If I'm not mistaken, this article describes the same thing, and it was far easier to read:
(My Pratt is smaller than my precedence-climbing here because I ended up actually using the latter, so it got some extras added.)
ps: while searching for Wlaschin talk I stumbled upon that https://www.google.com/search?q=monad+railway+equipment #rimshot
As well as his accompanying talk, titled Syntaxation: https://www.youtube.com/watch?v=9e_oEE72d3U (sadly, the recording has gaps and is generally horrible; as far as I know he gave the talk only once).
Crockford's talk led me to the original paper and together they really expanded my horizon on how to make maintainable parsing engines. Thanks for putting in the effort and making it more accessible!
 There's a crowdfunding to help pay for some lambda talks, it was around 15k. I don't know the details though, if it's for many days in many rooms
To make the most of the capabilities of HTML, I would have made citations hoverable, so a tooltip can show the reference next to it without the need to go to the bottom.
Still never really felt like I deeply understood it. I think there was some intuitive leap I just wasn't making. A lot of it had to do with the choice of left/right binding powers, and loop that does the comparison and chooses whether to keep extending or to "dive down" into a new sub-tree.
Perhaps if there was a slightly different formulation, or something that was just a plain obvious description or methodology for getting the numbers right I would finally get it.
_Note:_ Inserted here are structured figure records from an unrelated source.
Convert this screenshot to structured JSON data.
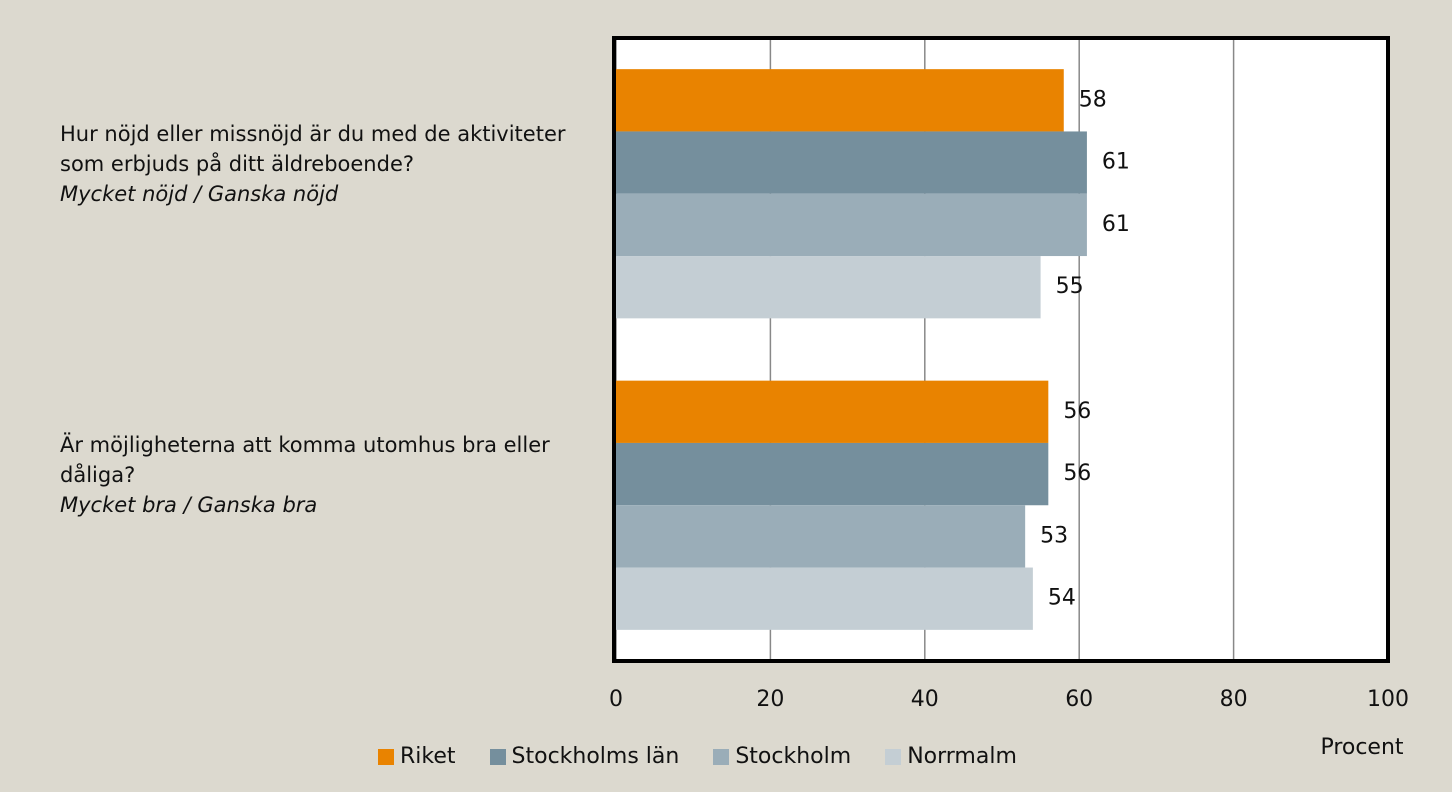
{
  "chart_data": {
    "type": "bar",
    "orientation": "horizontal",
    "categories": [
      "Hur nöjd eller missnöjd är du med de aktiviteter som erbjuds på ditt äldreboende?",
      "Är möjligheterna att komma utomhus bra eller dåliga?"
    ],
    "category_notes": [
      "Mycket nöjd / Ganska nöjd",
      "Mycket bra / Ganska bra"
    ],
    "series": [
      {
        "name": "Riket",
        "color": "#e98300",
        "values": [
          58,
          56
        ]
      },
      {
        "name": "Stockholms län",
        "color": "#758f9d",
        "values": [
          61,
          56
        ]
      },
      {
        "name": "Stockholm",
        "color": "#9aadb8",
        "values": [
          61,
          53
        ]
      },
      {
        "name": "Norrmalm",
        "color": "#c4ced4",
        "values": [
          55,
          54
        ]
      }
    ],
    "x_label": "Procent",
    "xlim": [
      0,
      100
    ],
    "xticks": [
      0,
      20,
      40,
      60,
      80,
      100
    ],
    "grid": true,
    "legend": "bottom"
  }
}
Even if you have alternatives, there are still situations in which you might want to use a Pratt parser. It's much easier to understand the internals of this kind of parser than understand the shift/reduce rules of an LL(k) grammar, and Pratt parsers have the nice property that you can easily modify them at runtime, making it easy to switch to alternate grammars in particular contexts—e.g., directly parsing SQL within particular delimiters is a pretty trivial task that is somewhat more difficult with a BNF-style grammar.
EDIT: Actually, a better final example would be user-defined operators with arbitrary precedence and branching. There is no way of expressing this directly in a BNF-style grammar, but it is trivial with a Pratt parser.